In three May starts, Weaver is 0-3 with a 5.50 ERA, adding just five points to his Season Score. After pitching into the seventh inning in each of his first six starts, culminating with two successive complete games, Weaver has pitched just six innings in each of his three subsequent starts. After leading American League starters in virtually every meaningful pitching statistic on May 1, Weaver is now sixth in ERA, ninth in xFIP, and even trails Justin Verlander in strikeouts a category Weaver led in 2010. Much like Ubaldo Jimenez’s 2010 season, Weaver seems to have run out of magic the first time he faced the Red Sox, as he yielded a then-season-high three runs in six innings to pick up his first loss on May 2. Jimenez was never again the unhittable force he had been before giving up six runs to Boston last June 23, and Weaver’s next two starts may portend a similar regression.
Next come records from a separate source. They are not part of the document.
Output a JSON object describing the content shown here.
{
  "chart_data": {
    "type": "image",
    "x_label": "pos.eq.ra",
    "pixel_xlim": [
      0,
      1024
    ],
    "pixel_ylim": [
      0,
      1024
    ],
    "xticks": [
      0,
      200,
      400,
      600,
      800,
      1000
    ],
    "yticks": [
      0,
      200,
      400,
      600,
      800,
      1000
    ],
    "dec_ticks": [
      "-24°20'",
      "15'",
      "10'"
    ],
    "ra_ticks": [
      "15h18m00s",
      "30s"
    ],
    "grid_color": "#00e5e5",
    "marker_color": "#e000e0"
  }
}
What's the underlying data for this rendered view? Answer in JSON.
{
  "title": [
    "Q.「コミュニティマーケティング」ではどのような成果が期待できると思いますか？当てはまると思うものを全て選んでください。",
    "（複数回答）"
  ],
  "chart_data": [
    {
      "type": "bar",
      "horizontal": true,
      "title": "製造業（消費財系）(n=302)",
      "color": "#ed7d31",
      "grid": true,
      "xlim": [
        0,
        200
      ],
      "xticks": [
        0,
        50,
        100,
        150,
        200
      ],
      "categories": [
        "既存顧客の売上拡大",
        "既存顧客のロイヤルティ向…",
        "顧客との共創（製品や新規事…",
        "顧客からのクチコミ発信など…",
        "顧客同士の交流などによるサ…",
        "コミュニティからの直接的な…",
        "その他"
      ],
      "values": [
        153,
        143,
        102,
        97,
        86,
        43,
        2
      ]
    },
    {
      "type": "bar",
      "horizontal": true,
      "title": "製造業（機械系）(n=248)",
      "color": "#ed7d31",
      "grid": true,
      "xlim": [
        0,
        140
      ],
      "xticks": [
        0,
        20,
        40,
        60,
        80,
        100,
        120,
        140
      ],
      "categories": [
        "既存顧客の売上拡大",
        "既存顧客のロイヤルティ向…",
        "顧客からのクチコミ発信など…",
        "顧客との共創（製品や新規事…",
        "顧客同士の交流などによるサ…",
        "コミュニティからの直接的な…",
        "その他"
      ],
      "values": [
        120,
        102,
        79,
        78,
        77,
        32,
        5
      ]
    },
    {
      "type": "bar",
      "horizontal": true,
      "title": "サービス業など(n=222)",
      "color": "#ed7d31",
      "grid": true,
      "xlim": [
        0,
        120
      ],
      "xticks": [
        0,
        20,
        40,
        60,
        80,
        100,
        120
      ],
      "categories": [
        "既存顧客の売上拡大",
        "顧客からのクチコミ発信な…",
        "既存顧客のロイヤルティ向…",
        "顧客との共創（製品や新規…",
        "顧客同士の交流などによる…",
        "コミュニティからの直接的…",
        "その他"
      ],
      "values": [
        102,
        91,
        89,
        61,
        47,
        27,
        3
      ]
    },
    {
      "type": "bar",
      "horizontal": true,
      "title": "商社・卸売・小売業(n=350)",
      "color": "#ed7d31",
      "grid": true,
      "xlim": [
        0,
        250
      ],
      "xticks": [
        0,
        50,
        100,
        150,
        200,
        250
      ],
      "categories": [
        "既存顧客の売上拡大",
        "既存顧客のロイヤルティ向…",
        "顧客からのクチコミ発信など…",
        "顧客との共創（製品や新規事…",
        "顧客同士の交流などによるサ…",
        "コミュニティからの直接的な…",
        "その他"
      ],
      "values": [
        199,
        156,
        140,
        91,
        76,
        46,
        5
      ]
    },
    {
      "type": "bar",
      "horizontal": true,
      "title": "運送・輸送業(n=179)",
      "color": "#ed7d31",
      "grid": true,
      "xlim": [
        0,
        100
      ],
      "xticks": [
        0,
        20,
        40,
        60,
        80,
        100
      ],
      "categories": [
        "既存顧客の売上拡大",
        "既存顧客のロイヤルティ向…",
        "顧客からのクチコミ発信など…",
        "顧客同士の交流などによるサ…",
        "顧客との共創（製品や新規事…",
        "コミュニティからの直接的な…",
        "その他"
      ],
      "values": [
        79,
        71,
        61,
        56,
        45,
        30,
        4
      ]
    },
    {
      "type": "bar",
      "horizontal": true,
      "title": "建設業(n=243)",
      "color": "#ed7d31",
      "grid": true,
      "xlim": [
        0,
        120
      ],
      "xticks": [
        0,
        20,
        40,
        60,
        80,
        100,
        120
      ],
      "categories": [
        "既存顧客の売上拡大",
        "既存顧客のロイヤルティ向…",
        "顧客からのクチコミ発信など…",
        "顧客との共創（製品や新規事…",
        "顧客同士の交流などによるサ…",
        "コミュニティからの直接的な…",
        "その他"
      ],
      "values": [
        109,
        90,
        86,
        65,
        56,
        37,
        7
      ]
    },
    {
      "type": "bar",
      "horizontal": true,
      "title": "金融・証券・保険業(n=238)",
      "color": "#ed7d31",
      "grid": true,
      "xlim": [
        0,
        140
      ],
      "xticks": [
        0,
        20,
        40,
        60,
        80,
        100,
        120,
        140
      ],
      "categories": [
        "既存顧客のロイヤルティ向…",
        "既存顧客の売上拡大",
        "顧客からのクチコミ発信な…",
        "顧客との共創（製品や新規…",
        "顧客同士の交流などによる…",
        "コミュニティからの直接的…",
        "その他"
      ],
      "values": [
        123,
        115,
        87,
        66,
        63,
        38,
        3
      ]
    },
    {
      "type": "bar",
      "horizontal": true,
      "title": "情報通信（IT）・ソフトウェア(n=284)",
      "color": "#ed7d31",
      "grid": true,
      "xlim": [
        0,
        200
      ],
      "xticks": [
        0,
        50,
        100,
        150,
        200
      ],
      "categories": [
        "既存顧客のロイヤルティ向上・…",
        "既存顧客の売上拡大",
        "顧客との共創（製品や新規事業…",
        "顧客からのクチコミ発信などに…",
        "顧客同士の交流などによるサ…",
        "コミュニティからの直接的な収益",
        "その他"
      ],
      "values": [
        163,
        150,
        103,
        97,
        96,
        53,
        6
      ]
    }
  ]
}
A deeper look, though, suggests that Weaver is still pitching at an elite level. In his three consecutive losses, he has struck out 12 batters (despite an uncharacteristic 0-k game against Cleveland on May 7th), and walked just four, maintaining a stellar 4.36 to 1 strikeout to walk ratio, third in the AL behind teammate Dan Haren and Tampa’s David Price. The two home runs Weaver surrendered to Texas last night were just the third and fourth he’s given up all year. Weaver’s been worth 1.9 WAR per fangraphs, better than any AL pitcher except Weaver. He even leads the majors in Season Score despite three straight replacement level starts, tied with Florida’s Josh Johnson and seven points ahead of Tampa’s James Shields, the next-best AL pitcher.
As my friend Nick noted in response to my initial Weaver Watch post, it’s never as bad as it looks, and it’s never as good as it looks. Weaver wasn’t going to pitch eight shutout innings with ten strikeouts and no walks every five days for six months, but this run of losses has been more indicative of a reversal of luck than a drop in performance.
After last night’s game, we may be enticed to give up on the Weaver Watch and begin the Alexi Ogando watch, but if you’re looking for a frontrunner for AL Cy Young, look no further than the guy who pitched the best in April.